Roy Spivey is not his real name, because the narrator has obscured it by rearranging the letters. She has done this because Roy is a married Hollywood actor, and she wants to protect his identity. The story follows the narrator and Roy on a plane journey, during which they have a brief but intense romantic encounter. The piece is hypnagogic and sexy; a half-daydream that we’ve all had about [insert actors name here] while dozing off on a plane. July leaves a hole where a man should be in this story, thus inviting the reader to fill it with whatever their own fantasy might be. In that sense, and in the sense that this is a story about unadulterated (if short lived) pleasure is what makes it one of the most transgressively generous short stories I’ve ever come across.

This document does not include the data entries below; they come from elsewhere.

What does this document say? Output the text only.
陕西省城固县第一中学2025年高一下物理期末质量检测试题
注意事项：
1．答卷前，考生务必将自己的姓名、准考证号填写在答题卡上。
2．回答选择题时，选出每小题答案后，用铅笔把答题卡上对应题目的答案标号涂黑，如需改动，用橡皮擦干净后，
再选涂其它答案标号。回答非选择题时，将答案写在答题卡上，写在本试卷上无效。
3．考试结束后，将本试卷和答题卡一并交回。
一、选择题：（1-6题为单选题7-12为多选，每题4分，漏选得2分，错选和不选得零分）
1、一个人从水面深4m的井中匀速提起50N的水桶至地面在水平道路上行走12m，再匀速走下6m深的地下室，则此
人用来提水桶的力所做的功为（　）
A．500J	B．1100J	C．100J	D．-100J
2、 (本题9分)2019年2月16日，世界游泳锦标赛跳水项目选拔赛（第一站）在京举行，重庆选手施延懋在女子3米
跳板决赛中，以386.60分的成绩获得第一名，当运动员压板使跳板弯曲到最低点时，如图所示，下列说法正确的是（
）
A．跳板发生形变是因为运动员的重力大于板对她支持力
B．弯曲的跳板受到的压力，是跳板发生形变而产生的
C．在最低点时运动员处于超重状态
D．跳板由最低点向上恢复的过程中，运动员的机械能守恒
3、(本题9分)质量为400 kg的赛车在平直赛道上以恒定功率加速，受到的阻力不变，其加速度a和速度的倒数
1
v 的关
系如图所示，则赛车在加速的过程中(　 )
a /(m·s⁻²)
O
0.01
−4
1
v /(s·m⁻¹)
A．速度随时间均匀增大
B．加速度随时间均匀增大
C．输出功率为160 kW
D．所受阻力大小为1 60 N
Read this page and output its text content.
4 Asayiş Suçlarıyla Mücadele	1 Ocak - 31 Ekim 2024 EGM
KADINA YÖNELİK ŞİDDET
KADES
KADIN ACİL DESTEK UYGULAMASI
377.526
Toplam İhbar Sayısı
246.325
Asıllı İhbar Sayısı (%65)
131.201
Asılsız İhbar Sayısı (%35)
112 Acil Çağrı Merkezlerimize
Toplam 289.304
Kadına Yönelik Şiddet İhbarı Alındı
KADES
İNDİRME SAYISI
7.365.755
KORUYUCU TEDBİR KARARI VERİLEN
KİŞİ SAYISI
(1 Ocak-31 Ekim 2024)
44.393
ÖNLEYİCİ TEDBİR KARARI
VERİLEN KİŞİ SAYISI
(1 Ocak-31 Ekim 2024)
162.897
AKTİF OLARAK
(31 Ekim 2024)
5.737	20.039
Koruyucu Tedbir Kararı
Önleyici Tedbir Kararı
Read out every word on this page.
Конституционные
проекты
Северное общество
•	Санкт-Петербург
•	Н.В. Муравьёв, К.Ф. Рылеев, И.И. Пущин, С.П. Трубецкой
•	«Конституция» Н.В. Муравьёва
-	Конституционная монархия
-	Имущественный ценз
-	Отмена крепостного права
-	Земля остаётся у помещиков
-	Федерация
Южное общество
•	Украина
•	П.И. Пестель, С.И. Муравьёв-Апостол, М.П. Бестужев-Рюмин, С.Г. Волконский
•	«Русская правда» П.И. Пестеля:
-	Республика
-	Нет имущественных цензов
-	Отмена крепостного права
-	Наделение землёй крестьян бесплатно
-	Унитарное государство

First published in The New Yorker, June 2007. Read it here

‘Good Solid Obliterating Fuck’ by Anna Wood

Following from July’s imagined encounter with celebrity, Wood’s narrator here meets a handsome man, who might be Marcel Proust, on a train. The story is told through their conversation, a technique I love to both read and write. The sleepiness of their dialogue precipitates an indulgent, intimate tension. They talk about love and  sex tenderly, humorously, but don’t ever touch. It’s an extremely sensual piece of writing, in which the narrator appears to check in with us about how delightful the moment is: “I didn’t know then and I haven’t learned since,” she says, “what to do with something unexpected and precious.” Pleasurable tension is elusive but addictive, Wood, like July, masters it perfectly here.